Hace unos días llegó al museo de la universidad una exposición de armas que fueron utilizadas en el bogotazo. Las armas eran exhibidas en vitrinas, pero había dos machetes, con el filo mohoso, puestos en una mesa, en la misma que estaba la lista de asistencia. Pertenecían a Efraín Zuleta, un campesino conservador que había dado de muerte en un duelo a Enrique Suarez, un hacendado liberal. En el duelo ambos se enfrentaron y cuando Enrique dio el último suspiro terminó la pelea. Ambos machetes estaban en los extremos de la mesa.
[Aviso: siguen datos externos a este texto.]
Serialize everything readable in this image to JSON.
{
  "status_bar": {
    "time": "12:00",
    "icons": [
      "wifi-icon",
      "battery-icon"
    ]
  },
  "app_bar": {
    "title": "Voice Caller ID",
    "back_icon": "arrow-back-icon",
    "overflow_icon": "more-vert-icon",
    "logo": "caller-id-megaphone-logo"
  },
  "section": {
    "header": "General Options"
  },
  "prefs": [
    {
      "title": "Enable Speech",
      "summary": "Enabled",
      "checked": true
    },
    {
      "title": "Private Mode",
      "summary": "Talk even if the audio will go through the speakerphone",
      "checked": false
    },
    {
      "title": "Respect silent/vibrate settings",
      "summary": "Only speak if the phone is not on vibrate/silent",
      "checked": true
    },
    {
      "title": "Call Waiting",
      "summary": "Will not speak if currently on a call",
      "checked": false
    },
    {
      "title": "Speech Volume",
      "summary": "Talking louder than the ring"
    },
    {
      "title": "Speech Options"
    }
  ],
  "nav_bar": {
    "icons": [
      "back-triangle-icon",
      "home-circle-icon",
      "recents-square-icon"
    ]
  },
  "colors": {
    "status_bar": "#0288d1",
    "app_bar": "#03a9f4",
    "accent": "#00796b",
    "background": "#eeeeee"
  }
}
El decano de Comunicaciones, un hombre de unos cincuenta años, con doctorado en Literatura colombiana, no resistió la tentación de empuñar el machete que le perteneció a Enrique Suarez. Cerró los ojos y sintió un escalofrío en la columna vertebral precedido de gritos y zumbidos de machetes. Al instante abrió los ojos y frente a él estaba un fontanero, que acababa de organizar el baño de museo, y empuñaba el machete que le perteneció a Efraín Zuleta. El decano miró al fontanero y empuñó con fuerza el machete.